前漢の司馬遷『史記』「高祖本紀」の冒頭は「高祖、沛豊邑中陽里人、姓劉氏、字季。父曰太公,母曰劉媼」。

 高祖は、沛(はい)の豊邑(ほうゆう)の中陽里の人。姓は劉氏、字は季(き)。父は太公と曰ひ、母は劉媼と曰ふ。

 漢の高祖(廟号)は、沛の豊邑の中陽里の人である。姓は劉氏(庶民なので、氏をもって姓としていた)、字は「すえっこ」(昔の日本で言うと「留さん」とか「末吉」「末七」のような感じ)、父親の名は太公(ビッグダディ、の意。高祖は農民の家で、父の名前すら伝わっていなかった)、母親の名は劉媼(劉さんちのおばあちゃん、の意)と言った。

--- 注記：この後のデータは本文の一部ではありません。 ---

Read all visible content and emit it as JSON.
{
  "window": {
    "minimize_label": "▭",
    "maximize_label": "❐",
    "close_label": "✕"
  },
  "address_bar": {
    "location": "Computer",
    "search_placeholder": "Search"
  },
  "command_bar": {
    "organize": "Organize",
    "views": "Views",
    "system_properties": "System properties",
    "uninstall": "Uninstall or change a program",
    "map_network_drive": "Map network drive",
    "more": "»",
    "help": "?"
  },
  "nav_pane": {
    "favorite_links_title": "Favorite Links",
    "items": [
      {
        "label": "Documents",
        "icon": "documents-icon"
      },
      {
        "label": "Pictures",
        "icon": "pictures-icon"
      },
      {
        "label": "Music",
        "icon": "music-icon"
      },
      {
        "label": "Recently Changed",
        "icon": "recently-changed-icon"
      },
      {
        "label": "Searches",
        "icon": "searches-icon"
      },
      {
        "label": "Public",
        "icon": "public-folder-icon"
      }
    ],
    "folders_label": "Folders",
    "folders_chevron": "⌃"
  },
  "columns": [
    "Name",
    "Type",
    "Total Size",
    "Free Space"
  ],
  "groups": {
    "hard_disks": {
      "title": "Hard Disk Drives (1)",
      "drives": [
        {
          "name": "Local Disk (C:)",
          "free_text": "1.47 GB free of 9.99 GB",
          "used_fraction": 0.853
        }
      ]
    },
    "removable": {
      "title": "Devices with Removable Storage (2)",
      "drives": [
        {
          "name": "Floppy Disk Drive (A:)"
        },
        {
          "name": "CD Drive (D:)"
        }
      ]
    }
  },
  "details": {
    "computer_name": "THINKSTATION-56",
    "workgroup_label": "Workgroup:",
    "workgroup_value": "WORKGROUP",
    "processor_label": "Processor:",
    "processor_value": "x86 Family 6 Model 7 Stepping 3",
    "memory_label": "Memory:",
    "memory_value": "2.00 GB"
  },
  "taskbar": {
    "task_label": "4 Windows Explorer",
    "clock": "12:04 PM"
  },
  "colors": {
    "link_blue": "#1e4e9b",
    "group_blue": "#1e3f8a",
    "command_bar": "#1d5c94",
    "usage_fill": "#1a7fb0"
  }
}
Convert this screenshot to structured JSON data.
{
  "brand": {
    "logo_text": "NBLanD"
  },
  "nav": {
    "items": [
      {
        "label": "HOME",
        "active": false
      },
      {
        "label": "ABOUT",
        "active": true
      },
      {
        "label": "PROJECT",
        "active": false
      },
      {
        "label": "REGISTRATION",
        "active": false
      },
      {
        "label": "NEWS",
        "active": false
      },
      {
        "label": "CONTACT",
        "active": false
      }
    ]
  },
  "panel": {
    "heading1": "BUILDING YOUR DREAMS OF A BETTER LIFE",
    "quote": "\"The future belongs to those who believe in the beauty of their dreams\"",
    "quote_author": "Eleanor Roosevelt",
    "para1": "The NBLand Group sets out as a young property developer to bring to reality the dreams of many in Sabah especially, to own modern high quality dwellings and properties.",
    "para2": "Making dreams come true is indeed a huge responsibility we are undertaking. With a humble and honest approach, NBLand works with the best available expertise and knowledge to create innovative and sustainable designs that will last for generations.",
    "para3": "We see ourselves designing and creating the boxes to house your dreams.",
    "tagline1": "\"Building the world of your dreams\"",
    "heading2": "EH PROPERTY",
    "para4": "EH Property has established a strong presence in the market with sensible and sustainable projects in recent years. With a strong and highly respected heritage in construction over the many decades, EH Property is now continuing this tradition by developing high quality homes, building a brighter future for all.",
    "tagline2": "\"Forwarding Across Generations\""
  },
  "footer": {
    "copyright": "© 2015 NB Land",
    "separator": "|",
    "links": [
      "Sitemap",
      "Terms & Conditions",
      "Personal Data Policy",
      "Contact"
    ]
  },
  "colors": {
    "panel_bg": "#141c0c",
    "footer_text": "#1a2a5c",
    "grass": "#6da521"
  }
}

 「劉邦」という名前は『史記』には見えない。「邦」(くに、の意)という立派な諱は、現在文献で確認できる限りでは、後漢の荀悦『漢紀』が初出である。この「邦」についても、本当に劉備の諱だったのか、それとも「幇」(たすけてくれるアニキ)という意味のあだなだったのか、実はよくわからない。

 いずれにせよ、中国史では高祖の時代から「庶民の顔」が見えるようになる。

 

避諱

 諱は「忌み名」であった。親の諱の字を子は一生使ってはならず、天子の諱の字を臣下が日常生活で使うことは禁じられた(今上だけでなく今上の先祖にあたる歴代の天子の諱も使用禁止)

 前漢では、高祖の諱が「邦」だったので、「邦」の字を使えなくなり、旧来の「邦」と書くべきところは「国」という字に書き換えられた。総理大臣にあたる「相邦」は「相国」と改称され、『論語』微子篇の「何ぞ必ずしも父母の邦を去らんや」は漢の時代は「父母の国」云々に書き換えられた。漢の滅亡後、『論語』は「邦」に戻ったが、「相国」はそのまま「相邦」に戻ることなく使われ続けた。平清盛が「入道相国」と呼ばれ、足利義満が立てた寺の名前が「相国寺」であるのも、劉邦の影響である。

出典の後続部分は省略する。